For a company that objects to the characterisation of its plans to leave the ASX in favour of a US listing as being a move offshore, Carbon Revolution sure gives an excellent impression of a outfit that is doing exactly that.
Carbon Revolution is a Geelong-based global leader in the manufacture of carbon-fibre wheels for the performance and prestige car market and a highly regarded poster child for a new generation of innovative, Australian advanced manufacturers.
That was until this week.
Through a share-swap plan announced with US financiers Twin Ridge Capital Acquisition Corp expected to be complete in the first half of 2023, the company will de-list from the ASX, with a new entity to be incorporated in Ireland and traded on a US-based exchange.
Under the arrangements as outlined this week, the company will likely be majority foreign owned although this is a moot point, given that it is domiciled for tax purposes in Ireland with shares traded on a foreign exchange.
And while Carbon Revolution will continue to manufacture wheels in Geelong, it has also confirmed that it plans to set up manufacturing elsewhere. I’m no expert, but that all sounds pretty offshore to me.
Especially given that its new arrangements were announced through a New York agency on a press release datelined “Geelong, Australia and Naples, Florida”. How very modern.
This is most definitely a sad outcome for Australian industry policy, and a terrible return for Australian taxpayers – given the extraordinary support given to Carbon Revolution through a variety of state and federal programs over the past 15 years.
Surely, in a week where legislation was introduced to the Australian Parliament for the creation of the $15 billion National Reconstruction Fund, we can find a way to design a program whereby ongoing support is contingent on recipients committing to Australia.
There should be a mechanism by which a company that has been given large-scale industry support must be forced to re-pay those grants in the event that it shifts its Top Company to a tax haven.
Or in the case of the NRF, equity investments by the fund into these innovative Australian companies must be contingent on these companies remaining in Australia. That seems like a reasonable no-brainer.
Australian taxpayers have every right to feel dudded by Carbon Revolution. Incorporating in Ireland really is a poke in the eye for the Australian community and is the kind of behaviour that undermines public support for generous industry programs.
The federal Industry department should definitely feel dudded. The minister should feel dudded. It’s embarrassing for everyone.
How’s this for classy?
Carbon Revolution announced to the market on Tuesday that it had “now received executed grant documents” from the federal government in relation to its $12 million Modern Manufacturing Initiative grant – announced by the former Coalition government in May just days before the election that brought Anthony Albanese’ Labor to office.

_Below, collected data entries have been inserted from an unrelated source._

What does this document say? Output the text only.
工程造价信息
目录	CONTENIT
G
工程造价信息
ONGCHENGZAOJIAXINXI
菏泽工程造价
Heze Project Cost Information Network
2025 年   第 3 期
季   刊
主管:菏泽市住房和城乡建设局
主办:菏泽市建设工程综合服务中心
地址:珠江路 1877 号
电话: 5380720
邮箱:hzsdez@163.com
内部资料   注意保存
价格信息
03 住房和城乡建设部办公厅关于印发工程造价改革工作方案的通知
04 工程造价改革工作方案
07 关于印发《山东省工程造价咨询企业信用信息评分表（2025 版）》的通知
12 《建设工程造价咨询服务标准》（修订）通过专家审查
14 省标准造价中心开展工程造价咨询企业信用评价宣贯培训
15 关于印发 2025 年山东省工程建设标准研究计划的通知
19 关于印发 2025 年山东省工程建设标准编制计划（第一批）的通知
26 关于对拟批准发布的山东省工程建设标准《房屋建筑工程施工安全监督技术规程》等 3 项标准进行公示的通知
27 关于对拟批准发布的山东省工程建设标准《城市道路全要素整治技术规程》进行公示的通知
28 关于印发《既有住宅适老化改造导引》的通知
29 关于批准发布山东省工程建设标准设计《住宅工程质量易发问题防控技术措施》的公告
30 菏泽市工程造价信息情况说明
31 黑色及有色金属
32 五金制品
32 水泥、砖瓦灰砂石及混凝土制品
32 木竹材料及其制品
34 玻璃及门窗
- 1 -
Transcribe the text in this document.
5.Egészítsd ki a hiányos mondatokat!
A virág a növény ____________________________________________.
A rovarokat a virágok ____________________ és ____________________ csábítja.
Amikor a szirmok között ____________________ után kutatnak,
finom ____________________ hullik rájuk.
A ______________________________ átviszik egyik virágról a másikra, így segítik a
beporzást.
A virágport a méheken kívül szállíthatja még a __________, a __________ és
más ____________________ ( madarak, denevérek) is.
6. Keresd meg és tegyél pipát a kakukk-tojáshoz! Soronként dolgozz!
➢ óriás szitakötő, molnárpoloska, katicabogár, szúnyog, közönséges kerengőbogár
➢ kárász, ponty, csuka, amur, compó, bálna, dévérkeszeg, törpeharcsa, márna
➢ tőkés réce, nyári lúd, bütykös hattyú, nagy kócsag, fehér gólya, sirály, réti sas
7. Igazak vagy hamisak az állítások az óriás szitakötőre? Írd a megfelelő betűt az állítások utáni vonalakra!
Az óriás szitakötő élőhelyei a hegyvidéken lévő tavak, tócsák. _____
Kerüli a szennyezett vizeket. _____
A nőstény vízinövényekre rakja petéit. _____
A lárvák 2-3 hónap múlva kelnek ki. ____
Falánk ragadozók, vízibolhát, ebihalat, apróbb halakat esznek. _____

This same announcement unveiled the happy news that Carbon Revolution had successfully convinced government to increase the size of the initial tranche from $4.8 million to $9 million – an increase of $4.2 million – to help the company with cash-flow issues.
Carbon Revolution thanked the Industry department and Australian taxpayers for this support by announcing from New York later that day its detailed plan to move its listing to the United States and to incorporate in Ireland.
Such stunning hubris. No wonder the Carbon Revolution CEO Jake Dingle spent the day answering ‘please explain’ phone calls and providing written assurances to the minister’s office and the department about the future of production in Geelong and the 400-odd jobs at the company’s facility in this important regional manufacturing centre.
The company expects to get its first nine million bucks from government in the next couple of weeks. Incredibly, it also expects to get the remaining $3 million in late 2024, by which time it will be just another US-listed, Ireland-domiciled corporation.
All eyes now will be on where ownership of the intellectual property that was developed in Australia will reside in the complex Carbon Revolution structure that is unfolding. The company says there is “no plan” to move its IP outside of Australia.
Hmm. We will wait and see about this.
Carbon Revolution says it will remain an independent company – whatever that means – with headquarters, manufacturing operations, and R&D based in Australia.
In the meantime, can we please put in place frameworks for government support that allow money to be clawed back where a recipient later chooses to shift domicile to a tax haven? Surely we can agree that this would be a minimum level of protection for Australian taxpayers?